Untuk Peningkatan kualitas pendidikan dan lulusan Aliansi Penyelenggara Perguruan Tinggi Indonesia (APPERTI) mengharapkan terdapatnya dukungan dan keberpihakan pemerintah.
Rizal Ramli, Mantan Menteri Koordinator Bidang Kemaritiman yang juga Dewan Penasihat APPERTI , mengatakan perguruan tinggi tidak hanya terfokus pada formalitas seperti akreditasi atau sekadar mengejar angka sertifikasi dosen. Perguruan tinggi harus mulai membangun budaya akademik.

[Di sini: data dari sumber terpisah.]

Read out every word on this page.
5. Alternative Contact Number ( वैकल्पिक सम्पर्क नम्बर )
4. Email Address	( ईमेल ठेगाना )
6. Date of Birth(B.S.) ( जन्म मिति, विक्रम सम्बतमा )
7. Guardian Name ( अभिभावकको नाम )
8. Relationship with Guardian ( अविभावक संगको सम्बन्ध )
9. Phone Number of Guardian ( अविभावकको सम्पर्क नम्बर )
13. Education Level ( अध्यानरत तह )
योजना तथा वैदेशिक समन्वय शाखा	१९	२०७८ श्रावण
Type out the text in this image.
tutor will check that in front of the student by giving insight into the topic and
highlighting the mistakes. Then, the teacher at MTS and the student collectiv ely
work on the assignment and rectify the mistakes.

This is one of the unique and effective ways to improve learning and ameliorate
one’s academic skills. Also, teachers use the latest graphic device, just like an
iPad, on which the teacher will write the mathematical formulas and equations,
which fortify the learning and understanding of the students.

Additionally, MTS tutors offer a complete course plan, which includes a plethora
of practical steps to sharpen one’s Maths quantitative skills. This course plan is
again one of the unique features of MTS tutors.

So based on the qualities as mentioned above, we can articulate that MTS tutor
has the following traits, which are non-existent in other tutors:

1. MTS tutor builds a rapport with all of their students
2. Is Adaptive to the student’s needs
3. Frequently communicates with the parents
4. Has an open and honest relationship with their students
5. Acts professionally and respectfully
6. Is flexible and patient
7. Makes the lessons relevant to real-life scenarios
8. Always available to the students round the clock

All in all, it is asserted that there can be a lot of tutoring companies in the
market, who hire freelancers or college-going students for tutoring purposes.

“Perguruan tinggi Indonesia tidak bisa instan serta merta masuk daftar perguruan tinggi yang diakui dunia (world class university) kalau budaya akademik tidak dibangun. Tidak bisa dilakukan dengan hanya melengkapi dokumen saja,” kata Rizal.
Rizal mengingatkan, pada zaman saat ini orang tidak perlu masuk perguruan tinggi kalau hanya mau belajar ilmu tertentu, tetapi bisa ikut kuliah di mana saja.
Menurutnya, banyak kelas yang lebih berkualitas dari kelas di perguruan tinggi di dunia maya. Selain itu kalau seseorang ingin bekerja, saat ini juga banyak keterampilan yang bisa dipelajari secara mandiri.
Sementara itu Marzuki Alie, selaku Ketua Dewan Pengawas Aliansi Penyelenggara Perguruan Tinggi Indonesia (Apperti), mengatakan bahwa hingga kini koordinasi antarkementerian masih sulit sekali dilakukan.
beliau mencontohkan pentingnya dukungan Kementerian Perdagangan untuk membuat aturan soal pemagangan di dunia kerja,sehingga alumni yang kompeten bisa memenuhi kebutuhan pasar.
“Itu baru awal, ibarat memecahkan telur. Bagaimana kita bisa mengikuti era digitalisasi jika alumni tidak kompeten,” ungkapnya dalam seminar Apperti bertema Tantangan PTS di Era Digital Disruption, Jumat (5/1/2018).
Sedangkan Sekertaris Jenderal APPERTI Taufan Maulana mengungkapkan, saat ini telah terdapat 4.200 yayasan perguruan tinggi swasta. Adapun, jumlah perguruan tinggi negeri hanya sekitar 500 universitas.
Jadi sebut Taufan, kalau bicara perguruan tinggi itu 85 persen swasta. Namun, kita lihat politik anggaran itu tidak berimbang.
Menurutnya, seminar ini mengupas topik besar, yang pertama adalah konsitensi kebijakan pemerintah dari paradigma keberpihakan kepada semua anak bangsa. “Kalau bicara politik anggaran kontribusi itu harus diratakan,” kata Taufan kepada MySharing ditemui disela-sela seminar bertajuk “Menakar Kebijakan Konsitensi Pemeintah di Perguruan Tinggi”, di Universitas YARSI, Jakarta, Jumat (05/01/2018).
Kedua, lanjut dia, ada public goods dan privat goods. Dan pendidikan sejatinya di seluruh dunia itu adalah milik publik yang harus dilindungi. Seperti rumah sakit dan kesehatan.
Jadi, kata Taufan, kalau paradigma ini masih dibawa, bahwa pemerintah memberikan ketidakadilan paradigma dan proposi pendidikan di Tanah Air. Maka, kita katakan ketidakadilan karena konstribusi pajak 85 persen itu dari perguruan tinggi swasta. Tapi coba lihat tidak disediakan fasilitas, seperti gedung dan SDM.
“Kita tidak minta itu, yang kita minta keberpihakan dalam segi kebijakan. Perguruan tinggi negeri ketika mengajukan perizinan dengan cepat cukup dengan rektor. Tapi kita harus diajukan rekomendasi kopertis beberapa bulan kemudian kedirjen dikti. Dan itu sangat sulit,” Pungkas Taufan.